Ce premier volume porte sur les terribles années 1941-1942. le premier chapitre, prélude à la guerre, nous donne à voir le jeu cynique de la diplomatie occidentale et soviétique durant les années trente. Un jeu qui va aboutir à l'étrange pacte germano-soviétique, alliance de circonstances qui est le fruit cynique d'une diplomatie française et surtout britannique aveuglée par son anticommunisme et sous-estimant la nocivité du pouvoir nazi auquel elles ont livré la Tchécoslovaquie.
Cette partie permet de mesurer également la naïveté et l'aveuglement du pouvoir soviétique quant aux intentions allemandes.
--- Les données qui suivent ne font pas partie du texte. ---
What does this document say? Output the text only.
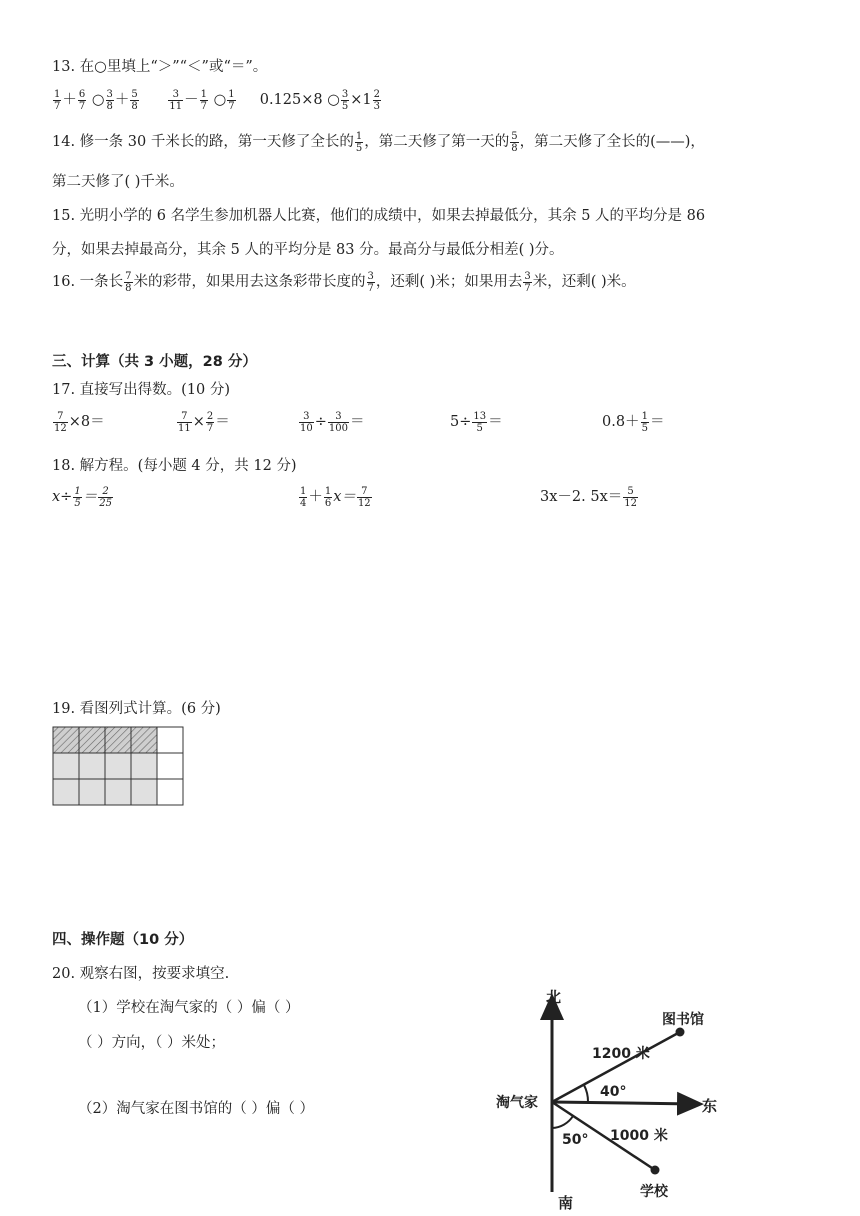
13. 在○里填上“＞”“＜”或“＝”。
$\frac{1}{7} + \frac{6}{7}$ ○ $\frac{3}{8} + \frac{5}{8}$
	$\frac{3}{11} - \frac{1}{7}$ ○ $\frac{1}{7} 0.125\times 8$ ○ $\frac{3}{5} \times 1 \frac{2}{3}$
14. 修一条 30 千米长的路，第一天修了全长的 $\frac{1}{5}$ ，第二天修了第一天的 $\frac{5}{8}$ ，第二天修了全长的(——)，
第二天修了( )千米。
15. 光明小学的 6 名学生参加机器人比赛，他们的成绩中，如果去掉最低分，其余 5 人的平均分是 86
分，如果去掉最高分，其余 5 人的平均分是 83 分。最高分与最低分相差( )分。
16. 一条长 $\frac{7}{8}$ 米的彩带，如果用去这条彩带长度的 $\frac{3}{7}$ ，还剩( )米；如果用去 $\frac{3}{7}$ 米，还剩( )米。
三、计算（共 3 小题，28 分）
17. 直接写出得数。(10 分)
$\frac{7}{12} \times 8=$	$\frac{7}{11} \times \frac{2}{7}$ ＝	$\frac{3}{10} \div \frac{3}{100}$ ＝	$5\div \frac{13}{5}$ ＝	$0.8+ \frac{1}{5}$ ＝
18. 解方程。(每小题 4 分，共 12 分)
$x\div \frac{1}{5} = \frac{2}{25}$	$\frac{1}{4} + \frac{1}{6} x= \frac{7}{12}$	3x－2. $5x= \frac{5}{12}$
19. 看图列式计算。(6 分)
四、操作题（10 分）
20. 观察右图，按要求填空.
（1）学校在淘气家的（ ）偏（ ）
（ ）方向，（ ）米处；
（2）淘气家在图书馆的（ ）偏（ ）
北
南
东
淘气家
图书馆
学校
1200 米
1000 米
40°
50°
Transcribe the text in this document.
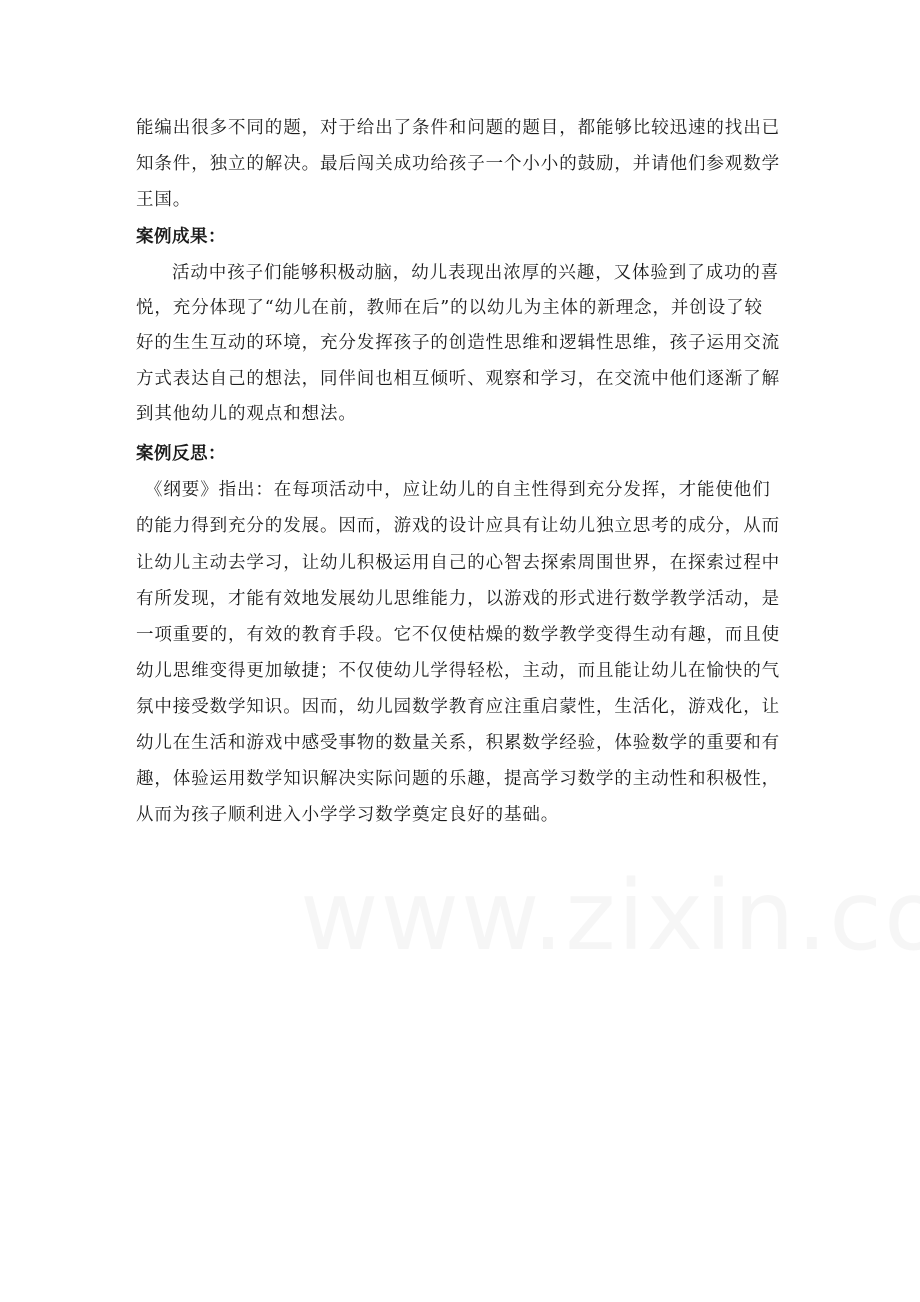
能编出很多不同的题，对于给出了条件和问题的题目，都能够比较迅速的找出已
知条件，独立的解决。最后闯关成功给孩子一个小小的鼓励，并请他们参观数学
王国。
案例成果：
活动中孩子们能够积极动脑，幼儿表现出浓厚的兴趣，又体验到了成功的喜
悦，充分体现了“幼儿在前，教师在后”的以幼儿为主体的新理念，并创设了较
好的生生互动的环境，充分发挥孩子的创造性思维和逻辑性思维，孩子运用交流
方式表达自己的想法，同伴间也相互倾听、观察和学习，在交流中他们逐渐了解
到其他幼儿的观点和想法。
案例反思：
《纲要》指出：在每项活动中，应让幼儿的自主性得到充分发挥，才能使他们
的能力得到充分的发展。因而，游戏的设计应具有让幼儿独立思考的成分，从而
让幼儿主动去学习，让幼儿积极运用自己的心智去探索周围世界，在探索过程中
有所发现，才能有效地发展幼儿思维能力，以游戏的形式进行数学教学活动，是
一项重要的，有效的教育手段。它不仅使枯燥的数学教学变得生动有趣，而且使
幼儿思维变得更加敏捷；不仅使幼儿学得轻松，主动，而且能让幼儿在愉快的气
氛中接受数学知识。因而，幼儿园数学教育应注重启蒙性，生活化，游戏化，让
幼儿在生活和游戏中感受事物的数量关系，积累数学经验，体验数学的重要和有
趣，体验运用数学知识解决实际问题的乐趣，提高学习数学的主动性和积极性，
从而为孩子顺利进入小学学习数学奠定良好的基础。
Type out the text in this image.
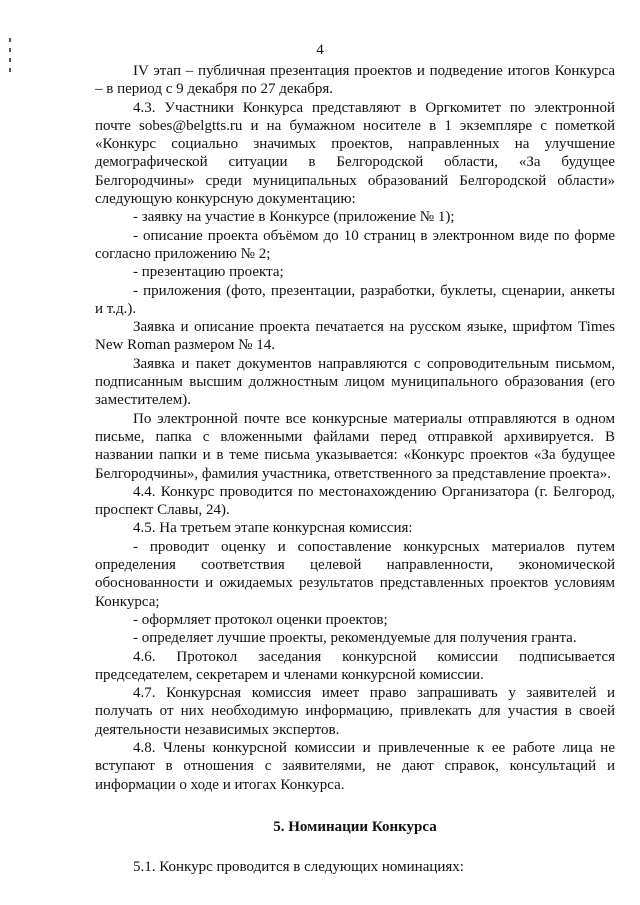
4

IV этап – публичная презентация проектов и подведение итогов Конкурса – в период с 9 декабря по 27 декабря.

4.3. Участники Конкурса представляют в Оргкомитет по электронной почте sobes@belgtts.ru и на бумажном носителе в 1 экземпляре с пометкой «Конкурс социально значимых проектов, направленных на улучшение демографической ситуации в Белгородской области, «За будущее Белгородчины» среди муниципальных образований Белгородской области» следующую конкурсную документацию:

- заявку на участие в Конкурсе (приложение № 1);

- описание проекта объёмом до 10 страниц в электронном виде по форме согласно приложению № 2;

- презентацию проекта;

- приложения (фото, презентации, разработки, буклеты, сценарии, анкеты и т.д.).

Заявка и описание проекта печатается на русском языке, шрифтом Times New Roman размером № 14.

Заявка и пакет документов направляются с сопроводительным письмом, подписанным высшим должностным лицом муниципального образования (его заместителем).

По электронной почте все конкурсные материалы отправляются в одном письме, папка с вложенными файлами перед отправкой архивируется. В названии папки и в теме письма указывается: «Конкурс проектов «За будущее Белгородчины», фамилия участника, ответственного за представление проекта».

4.4. Конкурс проводится по местонахождению Организатора (г. Белгород, проспект Славы, 24).

4.5. На третьем этапе конкурсная комиссия:

- проводит оценку и сопоставление конкурсных материалов путем определения соответствия целевой направленности, экономической обоснованности и ожидаемых результатов представленных проектов условиям Конкурса;

- оформляет протокол оценки проектов;

- определяет лучшие проекты, рекомендуемые для получения гранта.

4.6. Протокол заседания конкурсной комиссии подписывается председателем, секретарем и членами конкурсной комиссии.

4.7. Конкурсная комиссия имеет право запрашивать у заявителей и получать от них необходимую информацию, привлекать для участия в своей деятельности независимых экспертов.

4.8. Члены конкурсной комиссии и привлеченные к ее работе лица не вступают в отношения с заявителями, не дают справок, консультаций и информации о ходе и итогах Конкурса.

5. Номинации Конкурса

5.1. Конкурс проводится в следующих номинациях:
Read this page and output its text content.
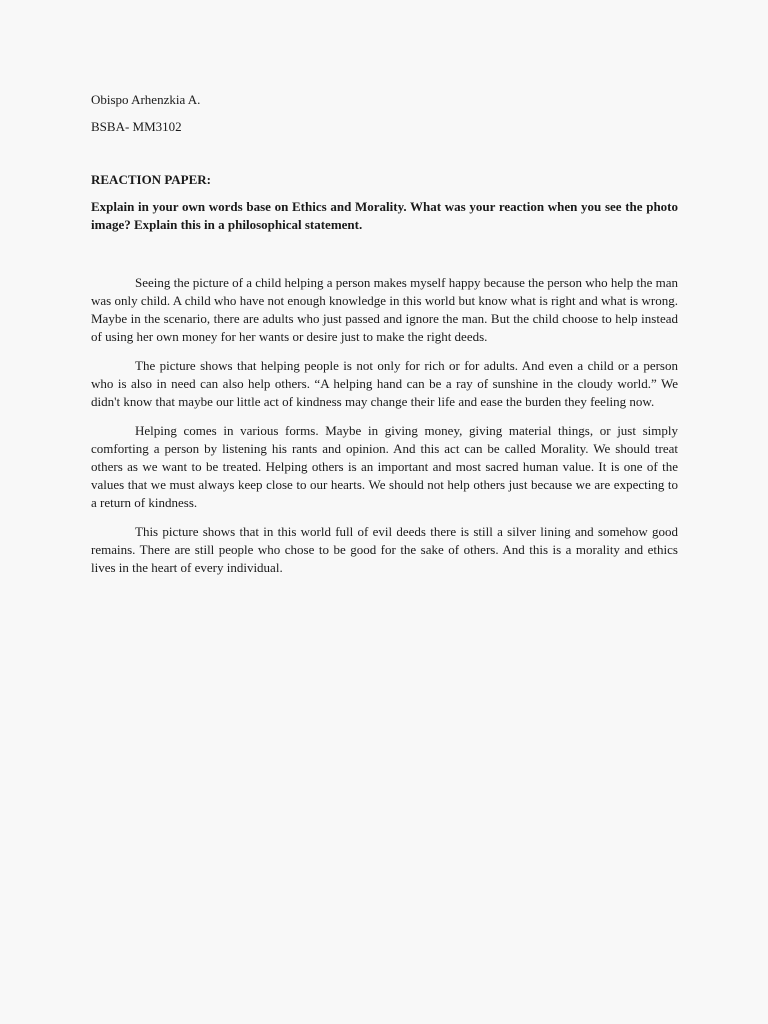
Obispo Arhenzkia A.

BSBA- MM3102

REACTION PAPER:

Explain in your own words base on Ethics and Morality. What was your reaction when you see the photo image? Explain this in a philosophical statement.

Seeing the picture of a child helping a person makes myself happy because the person who help the man was only child. A child who have not enough knowledge in this world but know what is right and what is wrong. Maybe in the scenario, there are adults who just passed and ignore the man. But the child choose to help instead of using her own money for her wants or desire just to make the right deeds.

The picture shows that helping people is not only for rich or for adults. And even a child or a person who is also in need can also help others. “A helping hand can be a ray of sunshine in the cloudy world.” We didn't know that maybe our little act of kindness may change their life and ease the burden they feeling now.

Helping comes in various forms. Maybe in giving money, giving material things, or just simply comforting a person by listening his rants and opinion. And this act can be called Morality. We should treat others as we want to be treated. Helping others is an important and most sacred human value. It is one of the values that we must always keep close to our hearts. We should not help others just because we are expecting to a return of kindness.

This picture shows that in this world full of evil deeds there is still a silver lining and somehow good remains. There are still people who chose to be good for the sake of others. And this is a morality and ethics lives in the heart of every individual.
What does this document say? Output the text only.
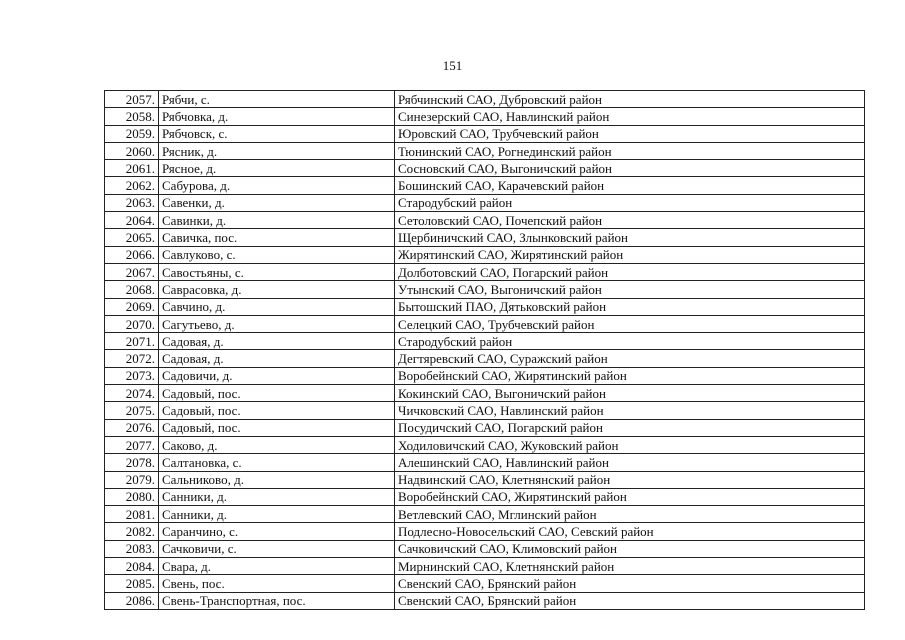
151
2057.	Рябчи, с.	Рябчинский САО, Дубровский район
2058.	Рябчовка, д.	Синезерский САО, Навлинский район
2059.	Рябчовск, с.	Юровский САО, Трубчевский район
2060.	Рясник, д.	Тюнинский САО, Рогнединский район
2061.	Рясное, д.	Сосновский САО, Выгоничский район
2062.	Сабурова, д.	Бошинский САО, Карачевский район
2063.	Савенки, д.	Стародубский район
2064.	Савинки, д.	Сетоловский САО, Почепский район
2065.	Савичка, пос.	Щербиничский САО, Злынковский район
2066.	Савлуково, с.	Жирятинский САО, Жирятинский район
2067.	Савостьяны, с.	Долботовский САО, Погарский район
2068.	Саврасовка, д.	Утынский САО, Выгоничский район
2069.	Савчино, д.	Бытошский ПАО, Дятьковский район
2070.	Сагутьево, д.	Селецкий САО, Трубчевский район
2071.	Садовая, д.	Стародубский район
2072.	Садовая, д.	Дегтяревский САО, Суражский район
2073.	Садовичи, д.	Воробейнский САО, Жирятинский район
2074.	Садовый, пос.	Кокинский САО, Выгоничский район
2075.	Садовый, пос.	Чичковский САО, Навлинский район
2076.	Садовый, пос.	Посудичский САО, Погарский район
2077.	Саково, д.	Ходиловичский САО, Жуковский район
2078.	Салтановка, с.	Алешинский САО, Навлинский район
2079.	Сальниково, д.	Надвинский САО, Клетнянский район
2080.	Санники, д.	Воробейнский САО, Жирятинский район
2081.	Санники, д.	Ветлевский САО, Мглинский район
2082.	Саранчино, с.	Подлесно-Новосельский САО, Севский район
2083.	Сачковичи, с.	Сачковичский САО, Климовский район
2084.	Свара, д.	Мирнинский САО, Клетнянский район
2085.	Свень, пос.	Свенский САО, Брянский район
2086.	Свень-Транспортная, пос.	Свенский САО, Брянский район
Jusqu'au bout Staline ne voudra pas voir la menace allemande et l'URSS s'acquittera jusqu'au déclenchement de l'opération Barbarossa de ses nombreuses livraisons en matières premières. Autre point soulevé, la question des massacres d'officiers polonais à Katyn qui feront de la Pologne un pays au coeur des enjeux idéologiques de cette guerre.
La suite est plus classique et porte sur les désastres militaires des années 1941 et 1942. Des mois cruciaux, qui révèlent l'incurie totale d'une armée soviétique affaiblie et désorganisée par les purges.
Des années désastreuses où malgré tout les soviétiques parviennent à conserver miraculeusement l'essentiel en éloignant l'offensive allemande de Moscou et en parvenant à déplacer une partie du complexe militaro-industriel dans l'Oural.
Une partie qui permet aussi de saisir comment les premiers rouages de la guerre froide se mettent en place. Les russes réclamant à corps et à cri l'ouverture rapide d'un second front en Europe occidentale. Face à ces demandes insistantes, les USA et les anglais font la sourde oreille et si les aides matérielles liées au prêt-bail s'avèrent capitales, elles peuvent aussi bien être perçues comme des os à ronger pour faire patienter l'URSS.
Ce premier volume se termine par un chapitre magistral consacré à la bataille de Stalingrad, point de cristallisation militaire aussi bien qu'idéologique.
Un premier volume complet et pertinent qui permet de mesurer l'ampleur des sacrifices consenti par les peuples d'URSS.